É igualmente certo, como diz o Demandado, que a tabela identificada supra no 14.º facto considerado provado (correspondente ao Documento 4 junto à Petição Inicial) “não dispõe de qualquer força vinculativa” e “não reproduz qualquer normativo legal, traduzindo apenas a interpretação” da DGAEP; mas não deixa de ser muito significativo, em prol daquela que deve considerar-se a melhor interpretação jurídica, que precisamente a DGAEP tenha sido naturalmente levada a fazer a interpretação jurídica que publicitou; no sentido de que, contrariamente ao preconizado pelo Demandado, as revalorizações indiciárias previstas nos referidos diplomas de execução orçamental determinavam efetivamente alteração aos escalões indiciários previstos no Decreto-Lei n.º 131/91, de 2 de abril.

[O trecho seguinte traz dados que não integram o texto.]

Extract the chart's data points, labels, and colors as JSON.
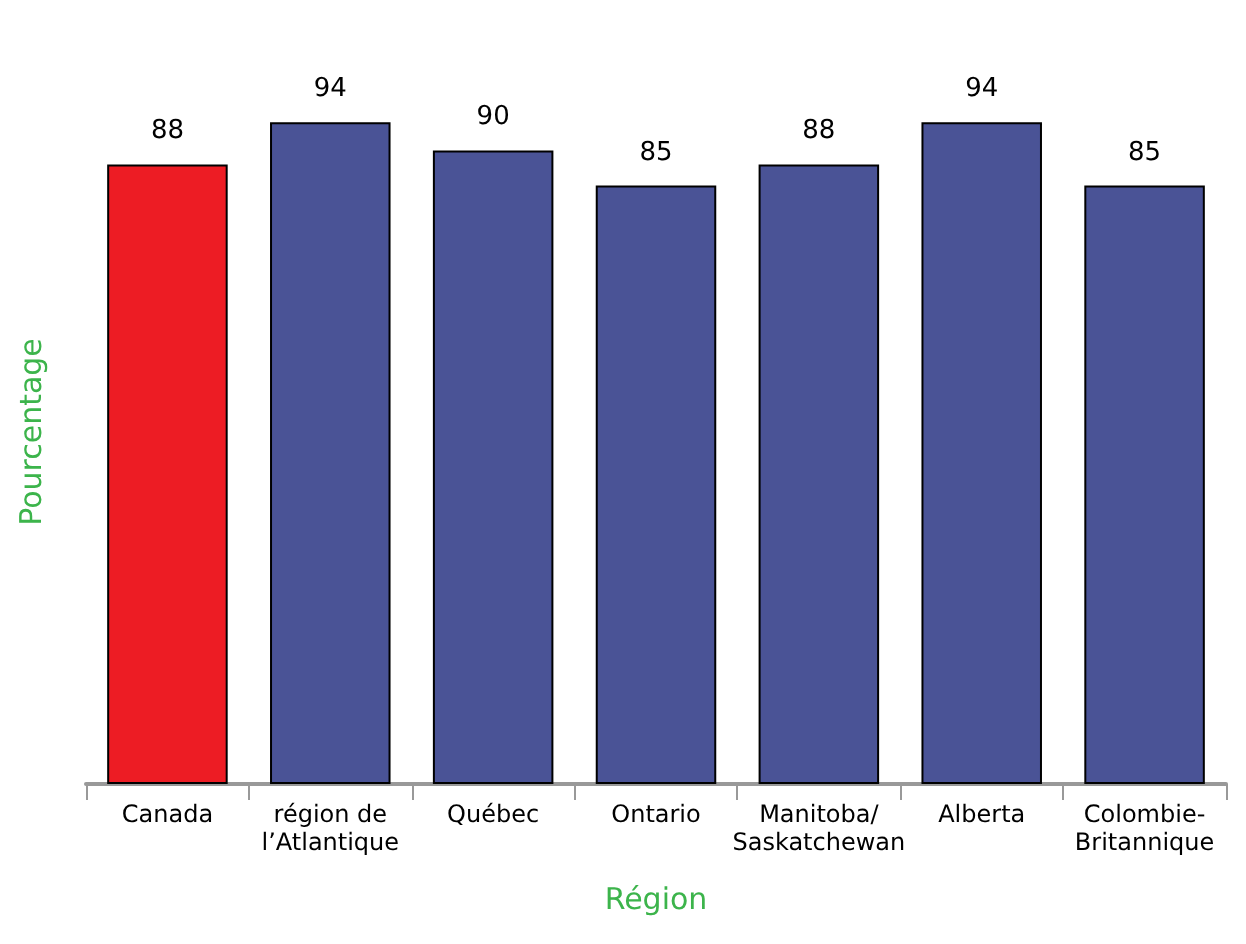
{
  "chart_data": {
    "type": "bar",
    "xlabel": "Région",
    "ylabel": "Pourcentage",
    "categories": [
      "Canada",
      "région de\nl’Atlantique",
      "Québec",
      "Ontario",
      "Manitoba/\nSaskatchewan",
      "Alberta",
      "Colombie-\nBritannique"
    ],
    "values": [
      88,
      94,
      90,
      85,
      88,
      94,
      85
    ],
    "colors": [
      "#ed1c24",
      "#4a5396",
      "#4a5396",
      "#4a5396",
      "#4a5396",
      "#4a5396",
      "#4a5396"
    ],
    "tick_labels": "x",
    "data_labels": true,
    "grid": false
  }
}
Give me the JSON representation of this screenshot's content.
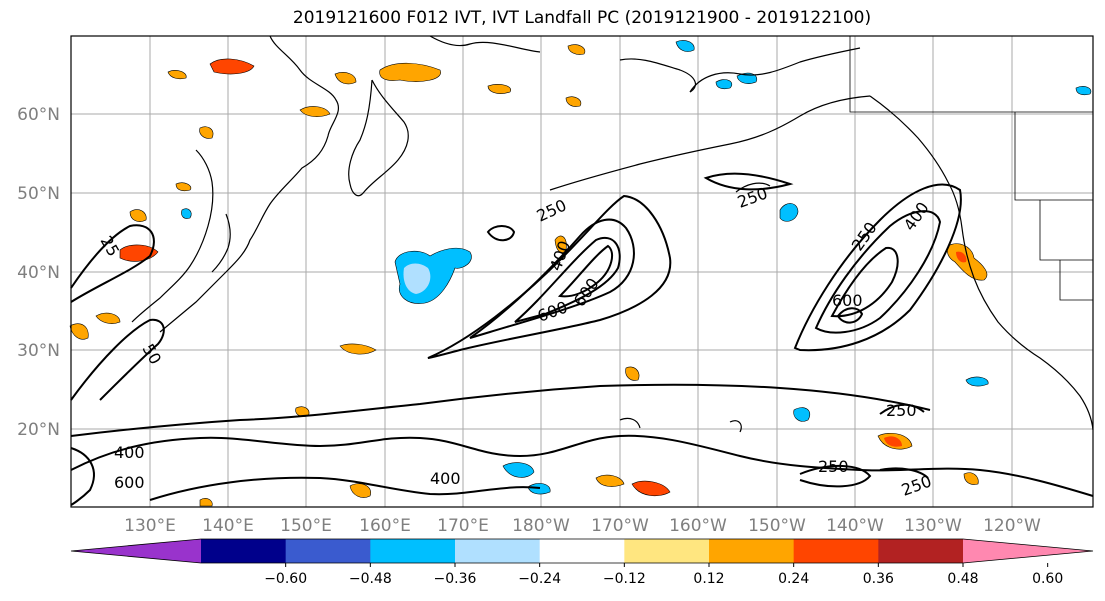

Concluindo, face à fundamentação expendida neste ponto IV.2, haverá de decidir-se julgar totalmente procedente o pedido da Demandante de (embora com subordinação ao limite do montante pedido de € 7336,98) aplicação ao seu “vencimento de categoria”, das seguintes novas correspondências dos escalões dos índices retributivos: (i) o índice 259, a partir de 1 de janeiro de 2003 [conforme o artigo 41.º, n.º 1, do Decreto-Lei n.º 54/2003, de 28 de março]; (ii) o índice 264, a partir de 1 de janeiro de 2004 [conforme o artigo 43.º, n.º 1, do Decreto-Lei n.º 57/2004, de 19 de março]; (iii) o índice 274, a partir de 1 de janeiro de 2018 [por efeito da progressão para o segundo escalão da categoria de “1.º ajudante”, a que correspondia o índice 265 em 31 de dezembro de 2002, quando este índice 265 já correspondia, em 1 de janeiro de 2018, ao índice 274, pelos efeitos conjugados daqueles mesmos dois Decretos-Leis].
IV.3 – Por seu turno, a fundamentação da pretensão da Demandante quanto ao citado segundo pedido (ser reconhecido o direito da Autora a ver recalculado pelo B... o seu vencimento de exercício atentas as diferenças apuradas a título de vencimento de categoria e o Réu seja condenado no pagamento de tal quantia) assenta, no essencial (cfr. artigos 59.º a 75.º da Petição Inicial), no facto de, segundo alega, o seu vencimento de exercício (participação emolumentar prevista no artigo 61.º do Decreto-Lei n.º 519-F2/79, de 29 de dezembro, e conforme a Portaria n.º 940/99, de 27 de outubro) depender normativamente, entre o mais, da proporção dos respetivos vencimentos de categoria dos oficiais de registos.
O que leva a Demandante a pedir o seguinte (cfr. artigo 75.º da Petição Inicial):
Ora, atendendo ao supra exposto, de que os vencimentos de categoria da Autora estavam incorretamente calculados, e isso influi no cálculo do vencimento de exercício, desde já se requer que seja o Réu também condenado a proceder a esse recálculo, e ao pagamento do mesmo à Autora.
Sublinhe-se que a Demandante tem plena consciência – como afirma expressamente no artigo 70.º da Petição Inicial e se fixou no 13.º facto considerado provado – de que o seu vencimento de exercício “era superior” ao seu vencimento de categoria.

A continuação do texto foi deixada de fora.